MySQL 多表关连时优化器缺陷出现的错误Join order(续)

前几天写过一篇<MySQL 多表关连时优化器缺陷出现的错误Join order>,记录了mysql在多表join时,在清理了其中一个表部分记录后,优化器因为局部的cost估算产生了错误的join order,后来和同事讨论,这里显示MySQL的另一个问题,MySQL的统计信息来自索引,无索引列在MySQL 8.0前或在8.0后没有手动创建列直方图(Histogram),优化器是无法准确估算选择性的。下面我们继续上一篇的测试用例继续。

MySQL有列的统计信息吗?

MySQL 在一定程度上 提供了列(column)上的统计信息,但其详细程度和使用方式取决于所使用的存储引擎(尤其是 InnoDB)以及 MySQL 的版本。

MySQL 5.6 开始,InnoDB 引入了持久化优化器统计信息(Persistent Optimizer Statistics),其中包括表和索引的统计信息。虽然 InnoDB 不直接为每一列维护详细的统计信息(如直方图、唯一值数量等),但它会通过索引来间接提供一些列的分布信息。
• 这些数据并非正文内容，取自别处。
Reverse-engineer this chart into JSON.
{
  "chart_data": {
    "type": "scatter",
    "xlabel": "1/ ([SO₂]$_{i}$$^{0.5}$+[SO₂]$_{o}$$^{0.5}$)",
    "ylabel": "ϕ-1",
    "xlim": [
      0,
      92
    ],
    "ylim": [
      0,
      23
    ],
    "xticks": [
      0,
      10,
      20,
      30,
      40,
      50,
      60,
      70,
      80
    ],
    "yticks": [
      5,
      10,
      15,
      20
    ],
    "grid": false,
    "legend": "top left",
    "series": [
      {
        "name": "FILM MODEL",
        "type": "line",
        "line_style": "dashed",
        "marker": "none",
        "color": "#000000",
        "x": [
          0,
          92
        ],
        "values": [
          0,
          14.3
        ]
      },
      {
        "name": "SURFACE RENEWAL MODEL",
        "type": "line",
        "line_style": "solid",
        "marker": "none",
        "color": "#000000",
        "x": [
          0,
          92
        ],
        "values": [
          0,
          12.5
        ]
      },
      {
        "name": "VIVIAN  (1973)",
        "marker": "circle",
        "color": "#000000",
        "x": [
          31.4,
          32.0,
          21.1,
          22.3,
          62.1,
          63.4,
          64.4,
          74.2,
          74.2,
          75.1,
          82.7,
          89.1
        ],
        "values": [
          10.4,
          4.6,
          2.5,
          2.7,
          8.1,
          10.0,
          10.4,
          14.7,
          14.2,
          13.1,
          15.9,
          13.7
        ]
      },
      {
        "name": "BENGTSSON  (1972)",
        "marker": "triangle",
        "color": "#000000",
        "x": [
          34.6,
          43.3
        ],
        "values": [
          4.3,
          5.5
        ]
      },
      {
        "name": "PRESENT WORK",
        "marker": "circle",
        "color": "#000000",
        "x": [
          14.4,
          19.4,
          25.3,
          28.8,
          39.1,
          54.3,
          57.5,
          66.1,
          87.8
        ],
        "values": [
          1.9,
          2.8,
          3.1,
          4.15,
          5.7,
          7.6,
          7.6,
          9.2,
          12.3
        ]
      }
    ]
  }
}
从 MySQL 8.0 开始,MySQL 原生支持列上的直方图统计信息,用于帮助优化器更准确地估算查询条件的选择性(特别是对非索引列或复杂谓词)。

MySQL 版本列统计信息支持情况
< 5.6几乎没有列级别统计,依赖运行时采样
5.6 ~ 5.7有索引统计,但无列直方图
8.0+✅ 支持通过 ANALYZE TABLE ... UPDATE HISTOGRAM 创建列直方图

统计信息相关视图

可通过 INFORMATION_SCHEMA.STATISTICSmysql.innodb_index_stats 查看索引相关的统计。

SELECT * FROM mysql.innodb_table_stats;

SELECT * FROM mysql.innodb_index_stats;

列上的直方图统计信息

  • 使用 ANALYZE TABLE table_name UPDATE HISTOGRAM ON column_name [WITH N BUCKETS]; 创建直方图。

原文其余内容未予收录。